I have a problem I'm having trouble figuring out and was not able to find a similar problem here at the forum.
I want to be able to redirect a direct request to a pdf file from a search engine, e.g. Google to a html file with a link to the PDF file, in this way I can save some bandwidth from people directly downloading something they do not want to read. AS my pdf-files are on average 10 MB, this can add up.
I want to to this by rewriting e.g.
http://www.mysite.com/magazine/articles/articles.pdf
to
http://www.mysite.com/magazine/articles/
In this way, the index.html gets served instead of the large PDF.

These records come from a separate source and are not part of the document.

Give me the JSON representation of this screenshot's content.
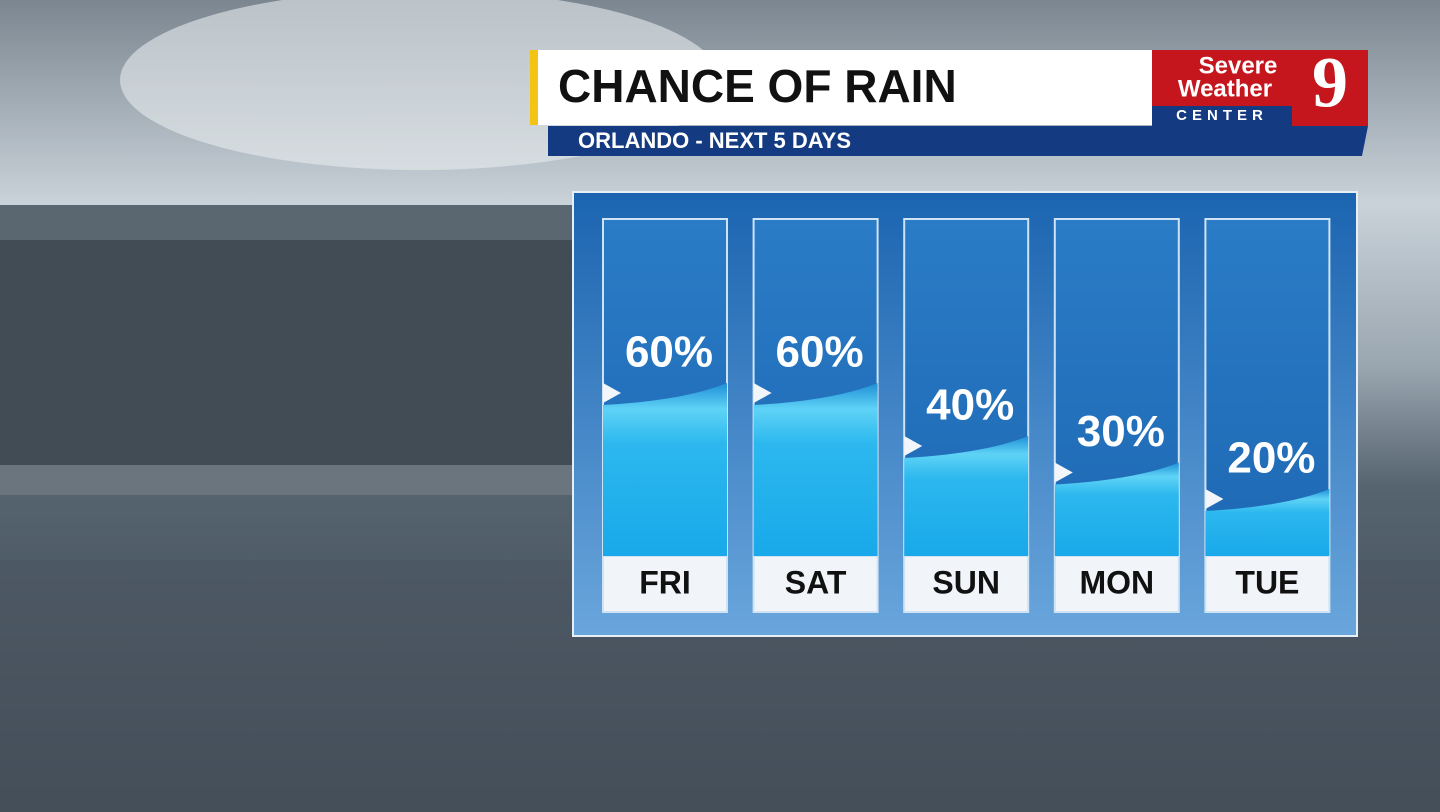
{
  "chart_data": {
    "type": "bar",
    "title": "CHANCE OF RAIN",
    "subtitle": "ORLANDO - NEXT 5 DAYS",
    "logo": {
      "line1": "Severe",
      "line2": "Weather",
      "line3": "CENTER",
      "number": "9"
    },
    "categories": [
      "FRI",
      "SAT",
      "SUN",
      "MON",
      "TUE"
    ],
    "values": [
      60,
      60,
      40,
      30,
      20
    ],
    "value_labels": [
      "60%",
      "60%",
      "40%",
      "30%",
      "20%"
    ],
    "color": "#2fbdf0",
    "ylim": [
      0,
      100
    ]
  }
}
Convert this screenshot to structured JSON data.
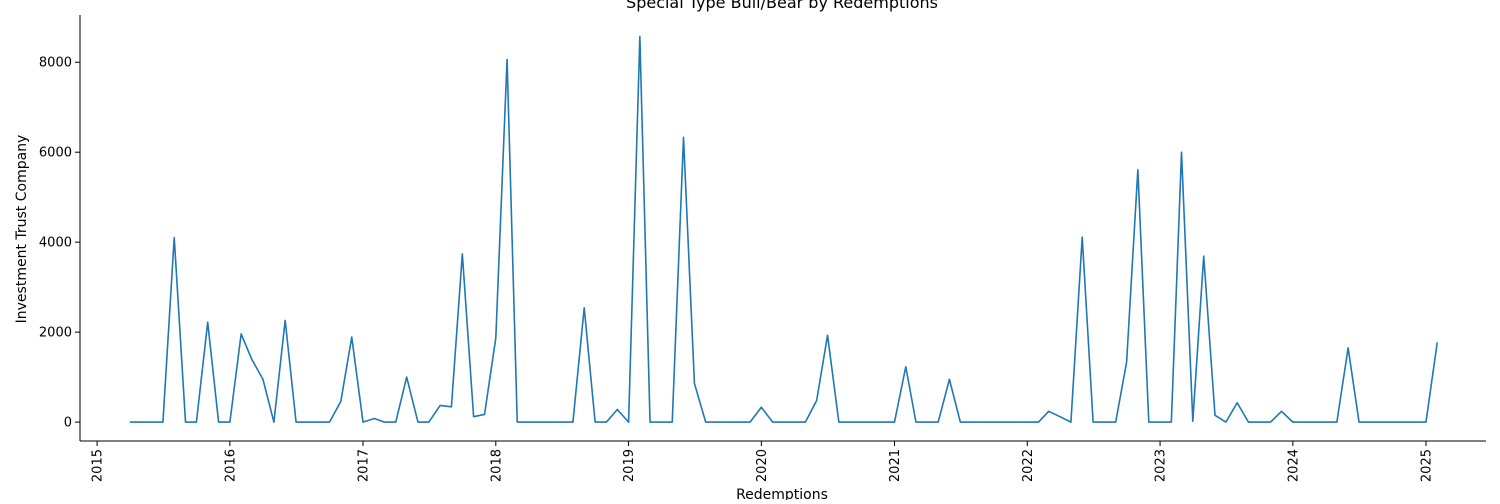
{
  "chart_data": {
    "type": "line",
    "title": "Special Type Bull/Bear by Redemptions",
    "xlabel": "Redemptions",
    "ylabel": "Investment Trust Company",
    "x_range": [
      "2014-11-15",
      "2025-06-15"
    ],
    "ylim": [
      -420,
      9050
    ],
    "x_ticks": [
      "2015",
      "2016",
      "2017",
      "2018",
      "2019",
      "2020",
      "2021",
      "2022",
      "2023",
      "2024",
      "2025"
    ],
    "y_ticks": [
      0,
      2000,
      4000,
      6000,
      8000
    ],
    "grid": false,
    "legend": "none",
    "line_color": "#1f77b4",
    "series": [
      {
        "x": [
          "2015-04-01",
          "2015-05-01",
          "2015-06-01",
          "2015-07-01",
          "2015-08-01",
          "2015-09-01",
          "2015-10-01",
          "2015-11-01",
          "2015-12-01",
          "2016-01-01",
          "2016-02-01",
          "2016-03-01",
          "2016-04-01",
          "2016-05-01",
          "2016-06-01",
          "2016-07-01",
          "2016-08-01",
          "2016-09-01",
          "2016-10-01",
          "2016-11-01",
          "2016-12-01",
          "2017-01-01",
          "2017-02-01",
          "2017-03-01",
          "2017-04-01",
          "2017-05-01",
          "2017-06-01",
          "2017-07-01",
          "2017-08-01",
          "2017-09-01",
          "2017-10-01",
          "2017-11-01",
          "2017-12-01",
          "2018-01-01",
          "2018-02-01",
          "2018-03-01",
          "2018-04-01",
          "2018-05-01",
          "2018-06-01",
          "2018-07-01",
          "2018-08-01",
          "2018-09-01",
          "2018-10-01",
          "2018-11-01",
          "2018-12-01",
          "2019-01-01",
          "2019-02-01",
          "2019-03-01",
          "2019-04-01",
          "2019-05-01",
          "2019-06-01",
          "2019-07-01",
          "2019-08-01",
          "2019-09-01",
          "2019-10-01",
          "2019-11-01",
          "2019-12-01",
          "2020-01-01",
          "2020-02-01",
          "2020-03-01",
          "2020-04-01",
          "2020-05-01",
          "2020-06-01",
          "2020-07-01",
          "2020-08-01",
          "2020-09-01",
          "2020-10-01",
          "2020-11-01",
          "2020-12-01",
          "2021-01-01",
          "2021-02-01",
          "2021-03-01",
          "2021-04-01",
          "2021-05-01",
          "2021-06-01",
          "2021-07-01",
          "2021-08-01",
          "2021-09-01",
          "2021-10-01",
          "2021-11-01",
          "2021-12-01",
          "2022-01-01",
          "2022-02-01",
          "2022-03-01",
          "2022-04-01",
          "2022-05-01",
          "2022-06-01",
          "2022-07-01",
          "2022-08-01",
          "2022-09-01",
          "2022-10-01",
          "2022-11-01",
          "2022-12-01",
          "2023-01-01",
          "2023-02-01",
          "2023-03-01",
          "2023-04-01",
          "2023-05-01",
          "2023-06-01",
          "2023-07-01",
          "2023-08-01",
          "2023-09-01",
          "2023-10-01",
          "2023-11-01",
          "2023-12-01",
          "2024-01-01",
          "2024-02-01",
          "2024-03-01",
          "2024-04-01",
          "2024-05-01",
          "2024-06-01",
          "2024-07-01",
          "2024-08-01",
          "2024-09-01",
          "2024-10-01",
          "2024-11-01",
          "2024-12-01",
          "2025-01-01",
          "2025-02-01"
        ],
        "y": [
          0,
          0,
          0,
          0,
          4100,
          0,
          0,
          2220,
          0,
          0,
          1960,
          1400,
          950,
          0,
          2260,
          0,
          0,
          0,
          0,
          460,
          1890,
          0,
          80,
          0,
          0,
          1000,
          0,
          0,
          370,
          340,
          3740,
          120,
          170,
          1870,
          8060,
          0,
          0,
          0,
          0,
          0,
          0,
          2540,
          0,
          0,
          280,
          0,
          8570,
          0,
          0,
          0,
          6330,
          860,
          0,
          0,
          0,
          0,
          0,
          330,
          0,
          0,
          0,
          0,
          480,
          1930,
          0,
          0,
          0,
          0,
          0,
          0,
          1230,
          0,
          0,
          0,
          950,
          0,
          0,
          0,
          0,
          0,
          0,
          0,
          0,
          240,
          120,
          0,
          4110,
          0,
          0,
          0,
          1330,
          5610,
          0,
          0,
          0,
          6000,
          20,
          3690,
          150,
          0,
          430,
          0,
          0,
          0,
          240,
          0,
          0,
          0,
          0,
          0,
          1650,
          0,
          0,
          0,
          0,
          0,
          0,
          0,
          1770
        ]
      }
    ]
  }
}
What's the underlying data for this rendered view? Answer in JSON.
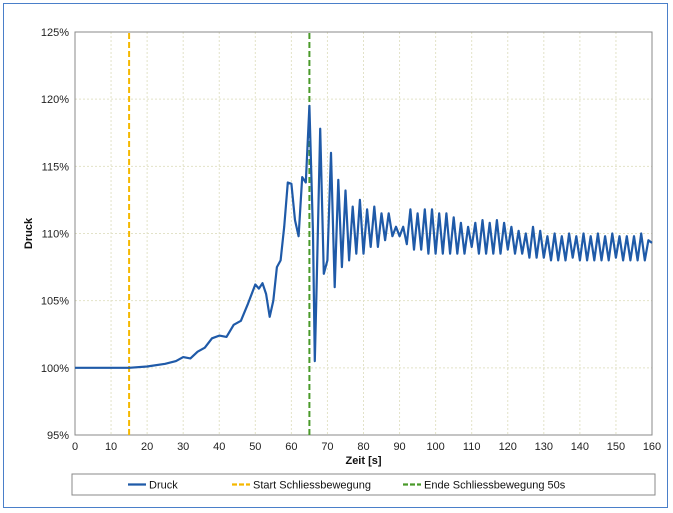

Please notice that the directory structure is not fixed, the files can be in different folders at different levels. That is why I only want to look at the filename at the end.
Also, I also would like to test wheter the extension is a pdf before a rewrite, as this avoids the server carrying out unneccesary rewrites.
I also want to enable Google and other search engines to index the PDF directly, so I do not want the html page to be served to the search engine.
I think I got the Search engine part correct (Google in the example below, more to be added), but I am not ale to remove the complete filename, only the PDF extension, see below. Practically anything I try gives a server error.
How to test for the file extension I don't really know.
- Code: Select all
Options +FollowSymLinks
RewriteBase /
RewriteEngine On
RewriteCond %{HTTP_USER_AGENT} !googlebot [NC]
RewriteRule ^/?([a-z/]+)\.pdf$ $1/ [NC]
Your comments and suggestions are much appreciated.